Rewriting a small but flaky shell utility as a Rust CLI with clap and anyhow, and an honest accounting of whether the extra effort actually paid off.

A code editor open on a small Rust project

I had a shell script. It had served faithfully for about two years, and it had started lying to me. Not dramatically: it would silently do the wrong thing when a path had a space in it, mangle output when a field was empty, and exit zero whether it had worked or not. Every time I fixed one edge case I introduced another, in the way that shell scripts have, where the quoting rules are a small dark art you re-learn from scratch each time you open the file.

So one wet weekend I rewrote it in Rust. The script was maybe forty lines. The question I want to answer honestly here is whether that was worth it, because "rewrite the working thing in Rust" is exactly the sort of decision that feels great on Saturday and looks daft on Monday.

what the script actually did

It walked a directory, read a small bit of metadata out of each file, and printed a table. That's it. Find files, parse a line or two, format columns, sort. The kind of job shell is allegedly perfect for, right up until the data has an awkward character in it and awk quietly disagrees with cut about where the fields are.

The failure mode that finally broke my patience was empty fields. A missing value shifted every column after it, so the table looked plausible and was wrong. Plausible-and-wrong is the worst outcome a tool can have. I would rather it crashed.

what rust gave me

The first thing, and the thing I underrate every single time until I'm using it again, is that Option and Result make the empty-field problem impossible to ignore. The compiler will not let me pretend a value is there when it might not be. The bug that took me three evenings to chase in shell simply could not compile in Rust without me deciding, explicitly, what an empty field means.

The argument parsing was the other pleasant surprise. In the script, options were a growing pile of case statements I was frightened of.
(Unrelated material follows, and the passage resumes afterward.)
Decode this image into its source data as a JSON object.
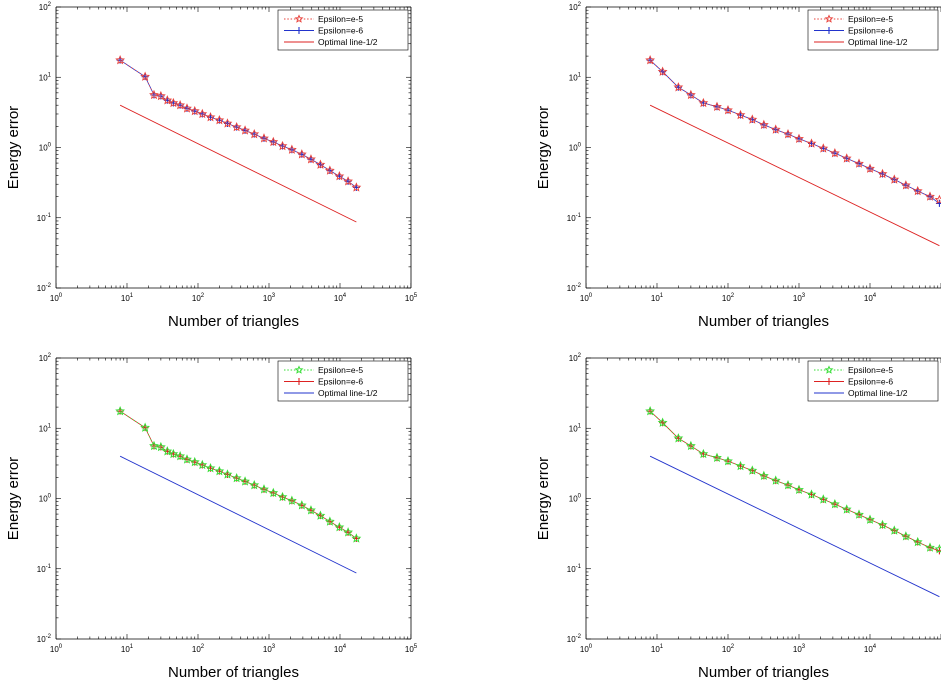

With clap, it's a struct:

use clap::Parser;

#[derive(Parser)]
#[clap(about = "list files with their metadata, properly this time")]
struct Args {
    /// directory to scan
    #[clap(default_value = ".")]
    path: String,

    /// sort by size instead of name
    #[clap(long)]
    by_size: bool,
}

fn main() -> anyhow::Result<()> {
    let args = Args::parse();
    run(&args)
}

That gives me --help, --version, sane error messages on bad input, and a typo in a flag name caught at the boundary rather than three steps later. None of which the script had, because writing all that by hand in Bash is miserable enough that nobody does it.

Error handling with anyhow turned the script's worst habit, exiting zero on failure, into the default-correct behaviour. A ? on a fallible call propagates the error up, main returns Result, and a failure prints a real message and exits non-zero. I got the thing every script should have and almost none do: it tells the truth about whether it worked.

fn run(args: &Args) -> anyhow::Result<()> {
    let mut rows = Vec::new();
    for entry in std::fs::read_dir(&args.path)? {
        let entry = entry?;
        let meta = entry.metadata()?;
        rows.push((entry.file_name(), meta.len()));
    }
    if args.by_size {
        rows.sort_by_key(|(_, size)| *size);
    } else {
        rows.sort_by(|a, b| a.0.cmp(&b.0));
    }
    for (name, size) in rows {
        println!("{:>10}  {}", size, name.to_string_lossy());
    }
    Ok(())
}

the costs, honestly

It is not all free. The rewrite took an afternoon, against a script that already worked, which is the productivity hit nobody mentions when they evangelise. The binary is a couple of megabytes where the script was a few hundred bytes, and I now have a Cargo.toml and a target directory and a build step where before I had a file I could edit on the box. Distribution is genuinely harder: a shell script runs anywhere with a shell, whereas the Rust binary has to be built for each target I care about. For a personal tool on machines I control, that cost is near zero. For something I wanted to hand to a stranger, it would matter more.

Compile times for a forty-line CLI are fine, a second or two, but clap and anyhow pull in a respectable dependency tree and the first clean build is not instant. I notice it. It does not bother me at this size.

so, was it worth it

Yes, but not for the reason I expected. I expected to care about speed. I don't, for this: the script was already fast enough and nobody was waiting on it. What I actually bought was correctness I can trust without re-reading the code, and the confidence that the next edge case will be a compile error rather than a wrong table I find out about three weeks later from someone else.

The wider lesson I keep relearning is that the value of a small Rust rewrite isn't performance, it's that the language makes the failure modes loud. Shell lets you ignore the awkward cases right up until they bite. Rust makes you name them at the point you'd rather not. For a one-off, that ceremony is overkill. For a tool I'll lean on for the next two years, having the awkward cases shoved in my face at compile time is exactly the trade I want. The script is in a drawer now, and I do not miss it.